Wednesday, November 14, 2018

FERC Upholds Orders on PJM Virtual Trading Nodes, Uplift

By Michael Brooks

FERC on Thursday rejected financial stakeholders’ request for rehearing of its Feb. 20 ruling reducing the number of bidding nodes for virtual transactions (ER18-88-002).

The commission also upheld its rejection of PJM’s proposal to allocate uplift to up-to-congestion transactions (UTCs) as it does to increment offers (INCs) and decrement bids (DECs) (ER18-86).

Virtual Transaction Nodes

The commission said that XO Energy and the Financial Marketers Coalition merely rehashed arguments they had made against the node reduction proposal. (See FERC OKs Slash in Virtual Bidding Nodes for PJM.)

The changes reduce by almost 90% the number of bidding nodes, limiting INCs and DECs to those where either generation, load or interchange transactions are settled, or at trading hubs where forward positions can be taken. They also barred UTCs from zone, extra-high-voltage and individual load nodes. The changes reduced the number of INC/DEC trading nodes from 11,727 to 1,563, and UTC nodes from 418 to 49.

PJM said this trading pattern is “indicative of the low-risk positions that can be extremely lucrative without adding commensurate value to the market,” justifying its proposal to reduce the trading nodes for UTCs. | PJM

FERC did accept PJM’s request to change the effective date for the changes from Jan. 16 to Feb. 22, 2018. PJM said it intended to make the changes prospectively and that in its Dec. 22 response to a deficiency letter the RTO had neglected to change its requested effective date. PJM said the January date would be disruptive to the market, as it would have to remove all virtual transactions at points no longer eligible for bidding and re-execute the day-ahead market.

Commissioner Cheryl LaFleur issued a partial dissent, repeating her assertion that PJM had not justified reducing nodes for UTCs.

“As I stated in my partial dissent, I believe that UTCs provide value to the market and that reduced granularity in their use is a move in the wrong direction,” she said. “I would, however, be open to other solutions more targeted to the specific problems that PJM has identified.”

Uplift for UTCs

PJM complained that in its Jan. 12 rejection of the RTO’s uplift proposal, FERC dismissed the proposal outright, without setting it for hearing, or considering parts of the proposal separately. (See FERC: PJM Uplift Proposal for UTCs Falls Short.)

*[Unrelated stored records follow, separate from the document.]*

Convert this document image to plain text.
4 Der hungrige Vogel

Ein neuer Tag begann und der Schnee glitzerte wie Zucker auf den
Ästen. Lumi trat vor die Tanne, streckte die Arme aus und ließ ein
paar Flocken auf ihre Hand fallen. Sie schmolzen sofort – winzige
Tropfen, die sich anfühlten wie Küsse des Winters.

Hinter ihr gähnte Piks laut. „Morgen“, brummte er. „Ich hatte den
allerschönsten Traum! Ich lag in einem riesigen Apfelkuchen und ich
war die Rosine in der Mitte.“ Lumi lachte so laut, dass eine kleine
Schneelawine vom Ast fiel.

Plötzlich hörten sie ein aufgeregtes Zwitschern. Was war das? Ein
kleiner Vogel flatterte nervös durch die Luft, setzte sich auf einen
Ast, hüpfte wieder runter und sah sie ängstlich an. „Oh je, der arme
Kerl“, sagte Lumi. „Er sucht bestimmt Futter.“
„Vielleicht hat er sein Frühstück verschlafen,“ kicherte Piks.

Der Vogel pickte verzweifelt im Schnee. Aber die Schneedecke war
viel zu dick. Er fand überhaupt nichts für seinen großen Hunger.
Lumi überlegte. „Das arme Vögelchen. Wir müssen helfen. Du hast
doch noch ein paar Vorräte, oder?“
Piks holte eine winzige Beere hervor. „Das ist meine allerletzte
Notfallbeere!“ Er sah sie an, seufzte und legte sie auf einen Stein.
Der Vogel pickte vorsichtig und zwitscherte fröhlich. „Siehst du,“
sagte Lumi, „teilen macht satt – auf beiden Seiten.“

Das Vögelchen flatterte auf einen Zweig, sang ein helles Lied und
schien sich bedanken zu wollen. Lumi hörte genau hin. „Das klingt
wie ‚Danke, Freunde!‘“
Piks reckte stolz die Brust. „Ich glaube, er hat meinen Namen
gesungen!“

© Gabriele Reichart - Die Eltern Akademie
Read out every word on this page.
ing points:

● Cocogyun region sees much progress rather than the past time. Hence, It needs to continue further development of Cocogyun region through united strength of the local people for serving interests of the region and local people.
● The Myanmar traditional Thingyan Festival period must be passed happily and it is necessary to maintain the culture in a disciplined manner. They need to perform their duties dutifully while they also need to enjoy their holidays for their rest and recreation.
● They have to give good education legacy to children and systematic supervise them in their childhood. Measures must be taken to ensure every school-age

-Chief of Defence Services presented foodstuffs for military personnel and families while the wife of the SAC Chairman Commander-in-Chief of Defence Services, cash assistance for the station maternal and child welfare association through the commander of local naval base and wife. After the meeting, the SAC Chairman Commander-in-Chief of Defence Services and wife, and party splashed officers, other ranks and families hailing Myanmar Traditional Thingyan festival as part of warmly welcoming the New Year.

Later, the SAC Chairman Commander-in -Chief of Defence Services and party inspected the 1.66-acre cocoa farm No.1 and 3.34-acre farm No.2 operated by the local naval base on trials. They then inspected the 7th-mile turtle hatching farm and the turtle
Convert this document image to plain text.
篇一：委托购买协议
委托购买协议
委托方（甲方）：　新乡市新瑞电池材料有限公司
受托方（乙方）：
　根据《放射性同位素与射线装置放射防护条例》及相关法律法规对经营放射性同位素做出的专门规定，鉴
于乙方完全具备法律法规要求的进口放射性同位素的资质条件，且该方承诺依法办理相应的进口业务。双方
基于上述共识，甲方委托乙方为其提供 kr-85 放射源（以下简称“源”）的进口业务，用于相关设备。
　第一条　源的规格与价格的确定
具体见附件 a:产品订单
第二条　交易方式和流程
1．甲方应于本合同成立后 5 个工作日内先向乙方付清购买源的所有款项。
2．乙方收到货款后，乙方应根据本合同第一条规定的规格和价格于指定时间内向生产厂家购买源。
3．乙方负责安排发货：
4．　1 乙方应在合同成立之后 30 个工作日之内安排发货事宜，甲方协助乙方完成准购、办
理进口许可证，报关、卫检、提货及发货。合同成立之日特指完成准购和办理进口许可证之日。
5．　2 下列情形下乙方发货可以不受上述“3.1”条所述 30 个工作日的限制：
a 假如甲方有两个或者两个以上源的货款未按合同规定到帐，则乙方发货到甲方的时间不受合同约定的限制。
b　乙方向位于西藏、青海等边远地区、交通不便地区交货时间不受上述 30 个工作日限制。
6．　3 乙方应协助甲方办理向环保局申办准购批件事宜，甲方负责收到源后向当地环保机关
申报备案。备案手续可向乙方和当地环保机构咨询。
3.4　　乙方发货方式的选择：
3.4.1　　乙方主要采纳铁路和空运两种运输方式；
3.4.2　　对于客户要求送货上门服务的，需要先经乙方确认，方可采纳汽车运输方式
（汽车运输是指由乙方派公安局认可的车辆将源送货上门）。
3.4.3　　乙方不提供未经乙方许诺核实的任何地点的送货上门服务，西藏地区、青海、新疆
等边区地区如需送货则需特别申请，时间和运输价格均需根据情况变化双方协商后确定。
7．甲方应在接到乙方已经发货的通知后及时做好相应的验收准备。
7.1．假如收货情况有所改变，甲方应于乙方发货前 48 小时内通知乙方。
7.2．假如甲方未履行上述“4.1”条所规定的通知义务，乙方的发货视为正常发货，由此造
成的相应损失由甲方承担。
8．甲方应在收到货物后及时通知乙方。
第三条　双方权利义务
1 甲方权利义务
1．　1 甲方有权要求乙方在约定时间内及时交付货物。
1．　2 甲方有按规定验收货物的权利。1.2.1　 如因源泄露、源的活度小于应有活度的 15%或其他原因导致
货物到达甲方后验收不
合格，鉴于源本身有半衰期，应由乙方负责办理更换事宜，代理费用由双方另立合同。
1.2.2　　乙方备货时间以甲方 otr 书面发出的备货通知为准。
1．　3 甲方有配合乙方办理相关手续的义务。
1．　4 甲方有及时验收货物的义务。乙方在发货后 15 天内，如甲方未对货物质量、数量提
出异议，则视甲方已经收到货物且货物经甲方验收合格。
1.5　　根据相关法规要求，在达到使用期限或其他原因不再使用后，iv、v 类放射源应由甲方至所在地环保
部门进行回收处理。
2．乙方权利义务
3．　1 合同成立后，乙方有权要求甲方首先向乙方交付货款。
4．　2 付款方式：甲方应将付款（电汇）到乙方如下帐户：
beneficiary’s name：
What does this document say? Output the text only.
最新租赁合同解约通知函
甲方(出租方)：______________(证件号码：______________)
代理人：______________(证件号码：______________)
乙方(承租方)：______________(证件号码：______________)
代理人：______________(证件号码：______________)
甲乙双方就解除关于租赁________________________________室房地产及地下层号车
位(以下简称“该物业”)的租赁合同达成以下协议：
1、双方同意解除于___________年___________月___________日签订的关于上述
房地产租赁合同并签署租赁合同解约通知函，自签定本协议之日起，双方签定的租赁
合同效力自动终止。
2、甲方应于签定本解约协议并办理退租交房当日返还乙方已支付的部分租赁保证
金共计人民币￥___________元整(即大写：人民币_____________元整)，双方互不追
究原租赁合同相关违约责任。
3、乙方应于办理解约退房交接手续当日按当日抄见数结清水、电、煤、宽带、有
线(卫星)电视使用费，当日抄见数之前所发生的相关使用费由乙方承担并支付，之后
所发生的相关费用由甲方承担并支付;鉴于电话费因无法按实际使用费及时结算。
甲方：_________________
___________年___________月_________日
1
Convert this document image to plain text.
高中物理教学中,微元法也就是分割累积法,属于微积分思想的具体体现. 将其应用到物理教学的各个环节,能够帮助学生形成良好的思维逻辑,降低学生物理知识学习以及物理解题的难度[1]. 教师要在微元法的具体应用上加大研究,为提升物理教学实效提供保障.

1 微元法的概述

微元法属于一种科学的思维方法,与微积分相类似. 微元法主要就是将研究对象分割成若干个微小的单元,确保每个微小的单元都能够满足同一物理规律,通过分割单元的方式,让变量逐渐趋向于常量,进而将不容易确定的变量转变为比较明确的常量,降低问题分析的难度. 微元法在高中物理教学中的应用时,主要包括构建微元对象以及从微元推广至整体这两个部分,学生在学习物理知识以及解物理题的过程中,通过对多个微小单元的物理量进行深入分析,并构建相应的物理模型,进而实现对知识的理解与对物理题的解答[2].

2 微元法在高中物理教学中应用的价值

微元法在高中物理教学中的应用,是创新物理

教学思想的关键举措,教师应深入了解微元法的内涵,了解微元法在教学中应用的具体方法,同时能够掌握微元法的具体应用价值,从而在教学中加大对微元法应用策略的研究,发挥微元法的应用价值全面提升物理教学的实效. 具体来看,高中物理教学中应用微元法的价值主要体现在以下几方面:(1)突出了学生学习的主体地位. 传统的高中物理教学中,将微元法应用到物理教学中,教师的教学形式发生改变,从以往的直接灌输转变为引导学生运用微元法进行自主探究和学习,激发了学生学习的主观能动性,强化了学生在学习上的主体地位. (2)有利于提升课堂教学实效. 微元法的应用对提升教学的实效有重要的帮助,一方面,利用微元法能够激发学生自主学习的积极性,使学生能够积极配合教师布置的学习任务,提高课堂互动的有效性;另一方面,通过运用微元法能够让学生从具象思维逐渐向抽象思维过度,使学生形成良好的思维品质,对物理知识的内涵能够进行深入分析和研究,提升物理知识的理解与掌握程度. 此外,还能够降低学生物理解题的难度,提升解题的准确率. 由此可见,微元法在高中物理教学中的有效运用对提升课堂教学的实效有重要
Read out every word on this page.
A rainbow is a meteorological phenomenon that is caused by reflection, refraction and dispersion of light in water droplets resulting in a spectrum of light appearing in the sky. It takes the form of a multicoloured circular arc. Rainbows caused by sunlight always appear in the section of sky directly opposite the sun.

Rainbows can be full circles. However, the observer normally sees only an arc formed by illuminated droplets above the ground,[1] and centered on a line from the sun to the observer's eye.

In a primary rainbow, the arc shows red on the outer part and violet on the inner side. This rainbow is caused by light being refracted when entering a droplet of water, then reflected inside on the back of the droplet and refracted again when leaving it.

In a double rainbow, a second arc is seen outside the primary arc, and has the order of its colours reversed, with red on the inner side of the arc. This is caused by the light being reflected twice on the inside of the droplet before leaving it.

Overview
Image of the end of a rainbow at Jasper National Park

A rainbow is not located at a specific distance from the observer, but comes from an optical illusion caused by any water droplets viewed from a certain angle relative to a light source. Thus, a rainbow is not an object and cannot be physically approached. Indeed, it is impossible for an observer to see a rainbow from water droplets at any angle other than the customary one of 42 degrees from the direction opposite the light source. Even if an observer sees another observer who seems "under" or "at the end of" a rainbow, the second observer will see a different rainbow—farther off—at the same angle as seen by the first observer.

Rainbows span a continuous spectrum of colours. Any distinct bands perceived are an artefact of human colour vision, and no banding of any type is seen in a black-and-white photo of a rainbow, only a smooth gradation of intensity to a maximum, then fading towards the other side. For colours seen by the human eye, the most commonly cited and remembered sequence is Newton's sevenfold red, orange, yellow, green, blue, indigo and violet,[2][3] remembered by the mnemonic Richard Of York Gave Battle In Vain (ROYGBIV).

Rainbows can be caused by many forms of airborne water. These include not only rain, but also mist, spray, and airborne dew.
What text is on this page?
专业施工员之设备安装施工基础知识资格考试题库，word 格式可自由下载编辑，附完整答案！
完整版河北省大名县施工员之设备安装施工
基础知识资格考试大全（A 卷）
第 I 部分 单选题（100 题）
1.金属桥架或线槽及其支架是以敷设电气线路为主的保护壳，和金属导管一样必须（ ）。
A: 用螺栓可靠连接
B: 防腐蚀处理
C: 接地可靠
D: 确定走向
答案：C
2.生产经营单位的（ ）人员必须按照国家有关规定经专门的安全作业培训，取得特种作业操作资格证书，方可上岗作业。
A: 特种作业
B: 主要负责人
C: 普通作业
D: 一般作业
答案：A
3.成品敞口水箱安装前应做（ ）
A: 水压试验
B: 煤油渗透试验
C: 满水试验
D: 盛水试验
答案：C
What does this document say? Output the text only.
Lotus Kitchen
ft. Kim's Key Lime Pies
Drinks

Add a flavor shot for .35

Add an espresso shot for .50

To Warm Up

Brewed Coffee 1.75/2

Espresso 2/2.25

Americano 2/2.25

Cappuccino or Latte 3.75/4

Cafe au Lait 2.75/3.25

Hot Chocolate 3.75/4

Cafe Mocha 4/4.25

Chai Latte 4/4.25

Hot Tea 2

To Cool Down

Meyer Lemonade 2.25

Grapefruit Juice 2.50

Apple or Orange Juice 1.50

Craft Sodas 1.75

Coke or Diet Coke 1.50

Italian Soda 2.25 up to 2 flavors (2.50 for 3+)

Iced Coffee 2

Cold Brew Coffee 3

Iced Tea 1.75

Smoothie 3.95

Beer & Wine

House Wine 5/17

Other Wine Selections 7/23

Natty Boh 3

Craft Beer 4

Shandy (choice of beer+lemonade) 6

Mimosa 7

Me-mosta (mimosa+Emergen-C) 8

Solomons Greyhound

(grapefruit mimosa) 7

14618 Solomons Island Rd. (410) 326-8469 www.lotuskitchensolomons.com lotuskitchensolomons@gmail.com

PJM claimed that, unless its filing was deficient, the commission could only accept the proposal or suspend it for hearing. But FERC said it was under no obligation to set the proposal for hearing. The RTO failed to demonstrate that the proposal would result in just and reasonable rates under Federal Power Act Section 205, the commission reiterated, “as it proposed to treat different financial transactions, with differing characteristics and effects, as if they were the same.”

However, FERC did reverse itself to accept PJM’s proposal to exclude internal bilateral transactions from uplift calculations, which the RTO said the commission should have considered separately. The commission directed PJM to submit a compliance filing in 30 days implementing the change.

PJM can still propose a different way to allocate uplift to UTCs, as FERC had dismissed the proposal without prejudice. “We also note, however, that any such hypothetical, future filing must address the concerns noted above, including the commission’s concern with PJM’s proposal to allocate uplift to a UTC as though it were two separate transactions, an INC and a DEC,” the commission said.